The impact of the proposed changes are pretty obvious – your home mortgage is about to become significantly less valuable from a tax deduction standpoint. Unless you have a large mortgage that results in you paying a lot of interest, it’s unlikely that you’ll see any tax benefit from the mortgage deduction.
What you should do
First, you should prepay any interest before the end of 2016. Make your January payment in December (and be sure to tell your mortgage company that the payment should be applied against your January bill. Otherwise they’ll likely credit the payment as towards your principle, which will have no benefit tax-wise).
Second, you should seriously look at paying off your entire mortgage as soon as possible. Given that the market is significantly overvalued today you’re probably looking at where to put your money other than the stock market. I’d recommend 2 things:
- Build a significant cash reserve. Some people call this “dry powder” – the idea is to have money on hand so you can take advantage of deals if and when they become available. Remember that just because you have money doesn’t mean you need to invest it immediately. Cash provides stability and strengthens your personal financial statement.
- Pay off your mortgage. As shown above, your mortgage is about to become much less valuable. It might be the case that your mortgage produces a tax savings today, but the combination of lower taxes, higher standard deductions, and the inevitable reduction in your loan value might mean there’s no tax savings next year.
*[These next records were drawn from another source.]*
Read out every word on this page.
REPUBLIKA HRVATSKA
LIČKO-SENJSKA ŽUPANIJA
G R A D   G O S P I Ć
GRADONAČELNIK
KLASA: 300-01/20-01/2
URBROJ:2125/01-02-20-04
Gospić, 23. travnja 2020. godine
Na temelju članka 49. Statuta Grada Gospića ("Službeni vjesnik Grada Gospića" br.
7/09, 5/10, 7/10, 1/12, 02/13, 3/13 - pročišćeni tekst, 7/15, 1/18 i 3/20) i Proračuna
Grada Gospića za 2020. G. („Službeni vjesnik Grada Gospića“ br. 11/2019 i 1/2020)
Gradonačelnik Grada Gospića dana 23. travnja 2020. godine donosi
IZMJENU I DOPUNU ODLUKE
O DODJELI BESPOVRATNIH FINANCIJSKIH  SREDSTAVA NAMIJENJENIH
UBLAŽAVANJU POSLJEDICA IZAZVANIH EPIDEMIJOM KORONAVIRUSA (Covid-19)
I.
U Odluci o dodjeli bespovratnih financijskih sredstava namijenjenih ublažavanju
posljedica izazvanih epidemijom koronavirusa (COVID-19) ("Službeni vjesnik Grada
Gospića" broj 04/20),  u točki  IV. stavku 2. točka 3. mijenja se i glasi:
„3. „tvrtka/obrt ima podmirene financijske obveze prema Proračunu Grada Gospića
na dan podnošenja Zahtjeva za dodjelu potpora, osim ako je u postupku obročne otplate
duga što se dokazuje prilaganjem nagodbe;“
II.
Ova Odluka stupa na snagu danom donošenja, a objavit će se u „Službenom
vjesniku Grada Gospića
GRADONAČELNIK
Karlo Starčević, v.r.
If your interest rate is 4% that means you’ll be earning a guaranteed 4% on your money – that is significantly higher than Treasuries, corporate bonds, CDs, or savings accounts.
A big caveat here – all of this applies to your personal residence. It does NOT apply to mortgages held on investment properties. There’s no standard deduction equivalent for investment properties, which means all mortgage interest is deductible for your investments. As a result, I do not plan on prepaying the mortgages on my investment properties at this time.
Questions for you
Have you considered this effect on the value of your home loan? Do you plan on paying off your home loan? What are you doing with your money today?